For some, submerging yourself underwater for inhuman lengths of time is something of a nightmare. For others, it’s a journey into a whole new world; one of brilliant colours, powerful predators and natural wonder.
If you fall into the second category of people (or if you’re just intruiged by the idea of diving), then travelling to Colombia will offer a world of opportunity that, best of all, has barely been discovered by the underwater roaming clan.
There are several major destinations for diving in Colombia, in this post I’ll take a look at some of them and break them down.
Santa Marta & Taganga
While Cartagena’s diving opportunities are considered by many to be overrated, nearby Taganga and Santa Marta are quickly gaining a reputation for being a great spot thanks to the low prices, excellent beginner courses and great selection of underwater wildlife.
In the area you’ll find batfish, squid and turtles among other tropical fish and some huge coral formations.
This is a great area for beginners since costs are so low that, if you don’t take to diving, it’s not much of a commitment. Moreover, the dives themselves are all relatively easy but very rewarding.
San Andres & Providencia
This, dear friends, is the Caribbean. Locals are relaxed, rum is available in abundance, the beaches are perfect and, of course, the diving opportunities are superb.
Both San Andres and Providencia offer deliciously warm waters all year round, as well as great visibility and an abundance of diverse sealife. Particularly of note in these areas are the walls, reefs, caves and sea wrecks that line the ocean floors, although various tropical fish also roam.
The main spots in San Andres are the Blue Wall which is a wall dive on the island’s east coast; The Pyramids, which are found in the north and great for beginners looking to see fish (French grunts and more abound); and Nirvana, which is a huge reef dive that advanced divers will love.
In Providencia, be sure to check out Turtle Rock (the island’s main attraction), a 35-foot-wide rock that starts around 75 feet; Spiral, often considered the best place to find fish in Providencia; and Nick’s Place, where you’ll find Creole wrassle, parrotfish, eels and black grouper.
The best thing about these islands is that, after the diving, you’ve got the whole place to explore. A true tropical paradise.
Pacific Coast and Gorgona Island
Colombia’s Pacific Coast is one of its most underexplored regions. It boasts a mind-blowing amount of biodiversity and diving opportunities in the area are incredibly rich – 70% of the marine species of the Tropical Eastern Pacific Ocean can be found in these waters.
One of the most amazing sights in Colombia is the humpback whale emerging from the pacific waters near Gorgona Island (only on show between July and October). Although this is only viewed by boat, a trip to the former-prison island offers great diving opportunities, too.
The area boasts seawolves, sharks, hammerheads (occasionally) and much more, as well as stunning, wild beaches when you’re not diving.
Other great areas for diving on Colombia’s Pacific Coast include Bahía Solano and El Valle, where you’ll find giant rays, snappers and much more.
Malpelo (Off the Pacific Coast)
This one is strictly for experts only!
Malpelo is a kind of crag of rock that’s found at the extreme west of Colombia.
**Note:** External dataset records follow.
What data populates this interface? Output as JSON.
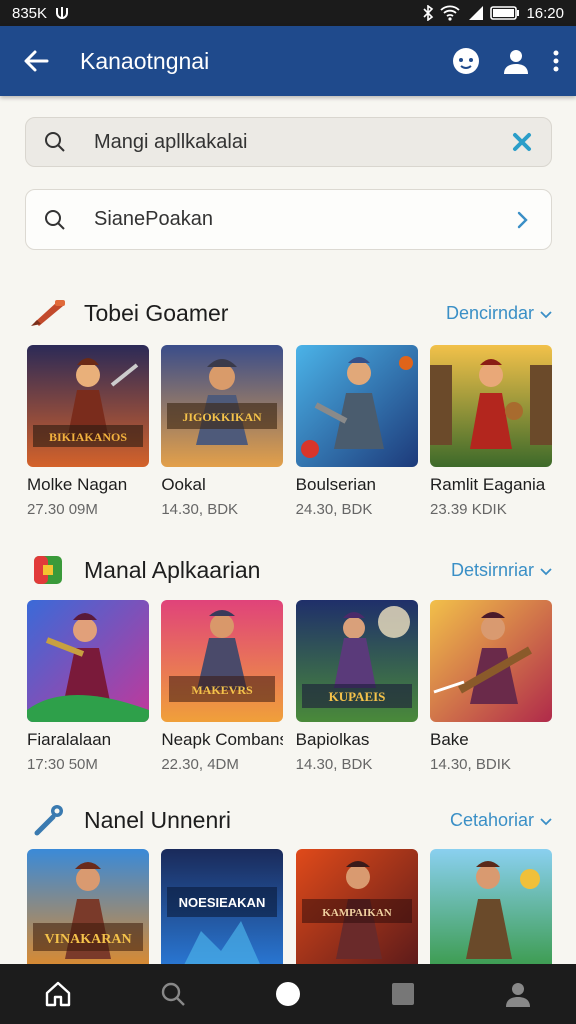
{
  "status": {
    "left_text": "835K",
    "time": "16:20",
    "icons": [
      "usb-icon",
      "bluetooth-icon",
      "wifi-icon",
      "signal-icon",
      "battery-icon"
    ]
  },
  "appbar": {
    "title": "Kanaotngnai",
    "icons": [
      "back-arrow-icon",
      "game-controller-icon",
      "account-icon",
      "more-vert-icon"
    ]
  },
  "search1": {
    "text": "Mangi apllkakalai",
    "icon": "search-icon",
    "action_icon": "clear-icon"
  },
  "search2": {
    "text": "SianePoakan",
    "icon": "search-icon",
    "action_icon": "chevron-right-icon"
  },
  "colors": {
    "primary": "#1f4a8c",
    "accent": "#3a8fc6",
    "background": "#f7f6f1",
    "navbar": "#1c1c1c"
  },
  "sections": [
    {
      "title": "Tobei Goamer",
      "more": "Dencirndar",
      "icon": "paintbrush-icon",
      "items": [
        {
          "name": "Molke Nagan",
          "meta": "27.30 09M",
          "art_text": "BIKIAKANOS"
        },
        {
          "name": "Ookal",
          "meta": "14.30, BDK",
          "art_text": "JIGOKKIKAN"
        },
        {
          "name": "Boulserian",
          "meta": "24.30, BDK",
          "art_text": ""
        },
        {
          "name": "Ramlit Eagania",
          "meta": "23.39 KDIK",
          "art_text": ""
        }
      ]
    },
    {
      "title": "Manal Aplkaarian",
      "more": "Detsirnriar",
      "icon": "app-tile-icon",
      "items": [
        {
          "name": "Fiaralalaan",
          "meta": "17:30 50M",
          "art_text": ""
        },
        {
          "name": "Neapk Combans",
          "meta": "22.30, 4DM",
          "art_text": "MAKEVRS"
        },
        {
          "name": "Bapiolkas",
          "meta": "14.30, BDK",
          "art_text": "KUPAEIS"
        },
        {
          "name": "Bake",
          "meta": "14.30, BDIK",
          "art_text": ""
        }
      ]
    },
    {
      "title": "Nanel Unnenri",
      "more": "Cetahoriar",
      "icon": "wrench-icon",
      "items": [
        {
          "name": "",
          "meta": "",
          "art_text": "VINAKARAN"
        },
        {
          "name": "",
          "meta": "",
          "art_text": "NOESIEAKAN"
        },
        {
          "name": "",
          "meta": "",
          "art_text": "KAMPAIKAN"
        },
        {
          "name": "",
          "meta": "",
          "art_text": ""
        }
      ]
    }
  ],
  "navbar": {
    "icons": [
      "home-icon",
      "search-icon",
      "circle-home-icon",
      "square-recents-icon",
      "profile-icon"
    ]
  }
}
It juts out from the ocean surrounded by 11 smaller crags, intimidating in its stature but nothing compared to what lurks beneath the ocean’s surface.
Schools of up to 300 hammerhead sharks skull around the rocks, as well as huge groups of tropical fish and the extremely rare smalltooth sand tiger. Deep-sea species also inhabit the area, including the Sunray Shark – otherwise known as ‘The Monster’. This is one of the best opportunities in the world to get close to sharks living in the wild, and for that diving enthusiasts from all over the world visit.
Malpelo is one of the most unique and overwhelming diving experiences on earth and for those that dedicate themselves to underwater exploration, it’s an absolute must.
The only down side to diving Malpelo is the difficulty getting there. The cost alone can put many off, with prices running beyong $3000US for an 8 day excursion. The island is only reachable by boat, and is a 378km journey from Colombia’s Pacific Coast. Indeed, most journeys don’t take place from Colombia, but rather start from Panama or Costa Rica.
If you do go from Colombia, the starting point will be Buenaventura.